By the time Scott made it back to the hotel, winter appeared to have returned to the island of Gairsay. The light rain that had started to fall was now lashing against the window in large drops, blown there by a strong wind. As he looked out at the bay, the sea had turned from an inviting blue to a forbidding grey, the tips of the waves blown into white horses by the strong south-westerly.
‘Did you enjoy your run?’ asked the receptionist.
‘Aye, what I got o’ it,’ replied Scott. ‘That auld woman that keeps getting flung oot o’ here accosted me on the road. Well, knocked me doon, to be mair accurate.’
‘Oh, old Glenhanity. I’m sorry she spoiled your run.’
‘Glenwhat?’
‘Glenhanity. That’s the farm she grew up on. Folk here often get named after the places where they live – usually the man of the house, but women who never get married, too.’
‘Well, she’s married tae the booze, that yin,’ said Scott, examining the rip in his jogging trousers.
‘She’s had a hard life, though. Her dad died during the war, and when her mother remarried she didn’t choose too well, if you know what I mean. Her stepfather was a horrible man, and when he died she looked after her mother for years. By the time she went, well, Glenhanity was too old to make a life for herself. Sad, really.’
‘She’ll no’ find any solace in the bottle,’ said Scott.
‘You’re not a drinker, I see.’
‘Aye, well, no’ recently.’ He smiled at the woman, then took the stairs back up to his room.
He was about to open his door when he spotted Symington in the corridor. ‘Ma’am, how’s it going?’
She stopped and looked distractedly at Scott. ‘Oh, fine, fine,’ she replied.

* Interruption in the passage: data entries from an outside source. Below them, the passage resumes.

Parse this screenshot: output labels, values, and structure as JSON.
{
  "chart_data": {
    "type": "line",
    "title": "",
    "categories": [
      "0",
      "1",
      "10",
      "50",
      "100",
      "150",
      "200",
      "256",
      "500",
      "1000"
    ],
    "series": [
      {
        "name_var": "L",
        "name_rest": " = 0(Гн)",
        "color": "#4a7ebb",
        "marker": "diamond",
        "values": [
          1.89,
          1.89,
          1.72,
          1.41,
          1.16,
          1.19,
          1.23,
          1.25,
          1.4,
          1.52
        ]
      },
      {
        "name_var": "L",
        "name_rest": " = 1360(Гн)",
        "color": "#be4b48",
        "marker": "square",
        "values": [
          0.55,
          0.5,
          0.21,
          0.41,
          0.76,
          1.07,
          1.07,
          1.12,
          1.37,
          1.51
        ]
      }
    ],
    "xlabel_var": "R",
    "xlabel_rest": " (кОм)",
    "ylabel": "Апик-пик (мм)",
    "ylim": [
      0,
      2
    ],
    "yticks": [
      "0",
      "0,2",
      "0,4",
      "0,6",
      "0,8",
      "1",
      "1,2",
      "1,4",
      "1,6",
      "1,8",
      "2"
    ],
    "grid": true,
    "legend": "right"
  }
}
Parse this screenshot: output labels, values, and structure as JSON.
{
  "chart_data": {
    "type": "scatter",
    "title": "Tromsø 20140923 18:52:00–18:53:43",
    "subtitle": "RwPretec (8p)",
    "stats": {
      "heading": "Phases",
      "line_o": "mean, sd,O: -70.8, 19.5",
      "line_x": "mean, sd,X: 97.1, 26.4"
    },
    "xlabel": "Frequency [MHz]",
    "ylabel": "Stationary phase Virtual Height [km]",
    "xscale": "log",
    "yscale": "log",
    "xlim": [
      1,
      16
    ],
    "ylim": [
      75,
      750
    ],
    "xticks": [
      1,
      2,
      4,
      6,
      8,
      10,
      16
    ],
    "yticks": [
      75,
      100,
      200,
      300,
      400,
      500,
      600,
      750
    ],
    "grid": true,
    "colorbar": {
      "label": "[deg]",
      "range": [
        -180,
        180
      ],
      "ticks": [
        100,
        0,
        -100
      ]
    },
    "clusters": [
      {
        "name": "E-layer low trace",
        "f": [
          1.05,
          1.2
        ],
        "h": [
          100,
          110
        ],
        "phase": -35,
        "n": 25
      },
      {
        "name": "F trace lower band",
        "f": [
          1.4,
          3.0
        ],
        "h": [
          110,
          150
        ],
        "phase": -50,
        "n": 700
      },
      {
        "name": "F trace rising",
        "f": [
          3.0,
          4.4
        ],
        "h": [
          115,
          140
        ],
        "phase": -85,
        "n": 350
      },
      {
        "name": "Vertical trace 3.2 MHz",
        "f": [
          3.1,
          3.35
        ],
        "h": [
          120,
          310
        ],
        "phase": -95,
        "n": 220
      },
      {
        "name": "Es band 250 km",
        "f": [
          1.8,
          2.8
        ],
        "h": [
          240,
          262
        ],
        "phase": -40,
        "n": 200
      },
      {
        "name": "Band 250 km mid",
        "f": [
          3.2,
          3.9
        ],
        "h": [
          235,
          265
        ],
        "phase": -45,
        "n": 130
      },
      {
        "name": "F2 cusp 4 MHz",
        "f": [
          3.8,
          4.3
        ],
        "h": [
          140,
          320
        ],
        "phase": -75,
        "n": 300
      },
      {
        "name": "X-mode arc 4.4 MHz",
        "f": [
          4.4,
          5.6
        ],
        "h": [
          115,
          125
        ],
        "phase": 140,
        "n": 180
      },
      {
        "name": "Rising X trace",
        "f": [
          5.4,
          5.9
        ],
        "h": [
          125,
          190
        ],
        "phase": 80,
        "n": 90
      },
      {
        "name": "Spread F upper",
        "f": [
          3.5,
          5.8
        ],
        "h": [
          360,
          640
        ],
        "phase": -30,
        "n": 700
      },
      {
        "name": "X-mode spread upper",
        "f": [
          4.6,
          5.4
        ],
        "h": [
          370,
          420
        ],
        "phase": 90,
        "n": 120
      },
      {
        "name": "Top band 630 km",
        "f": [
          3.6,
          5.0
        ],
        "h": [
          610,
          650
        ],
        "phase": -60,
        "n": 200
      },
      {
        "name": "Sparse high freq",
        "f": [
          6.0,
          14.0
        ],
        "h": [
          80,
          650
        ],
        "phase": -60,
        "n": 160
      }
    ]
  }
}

‘Are you sure? You’re looking a wee bit pale
again, if you don’t mind me saying.’
‘I’m fine.’ This reply was terse. ‘We need to have a meeting. I’ll see you in the incident room in half an hour.’
Scott raised his eyebrows as he watched her stride down the corridor. ‘Who stole your scone?’ he muttered under his breath, fumbling with the key to his room.
14
As Daley opened the door to his bungalow high on the hill above Kinloch, his mobile phone vibrated in his pocket. He stepped inside, glad to be out of the rain. ‘Symington’ flashed on the screen, so he put down his briefcase and answered the call. ‘Yes, ma’am, what can I do for you?’
‘The weather’s taken a turn for the worse here, Jim. They tell me they’ve had to cancel the bloody ferry, just as the ACC was about to arrive, too.’ Daley could hear the irritation in her voice. ‘Typical.’
‘How’s things? Have our team found anything?’
‘Yes, it seems so. I don’t think I’ve spoken to as many executive officers in such a short space of time in my career. It gets more bizarre by the minute.’
‘They’ve confirmed that the body is that of Mrs Bremner senior. The Irish Coastguard have organised a search of the area. It doesn’t look good for the rest of the family, ma’am.’
She paused for a heartbeat before replying. ‘No. And the team here have unearthed some unusual stuff, to say the least. A list of names, Nazis, they tell me, who escaped Germany at the end of the war and were never heard of again. Seems we could have stumbled on something significant.’
‘Seems so, ma’am.’
‘Listen, Jim. I want you to find out as much about the Bremners as you can. Take it right back to when they arrived on Gairsay. It’s impossible to get anything done here: the broadband is patchy, and goodness knows how bad things will get now there’s a storm on the way. I’ll arrange for the locals to be questioned, of course.’ She made her excuses and ended the call abruptly. Daley thought he’d heard the buzz of another mobile in the background.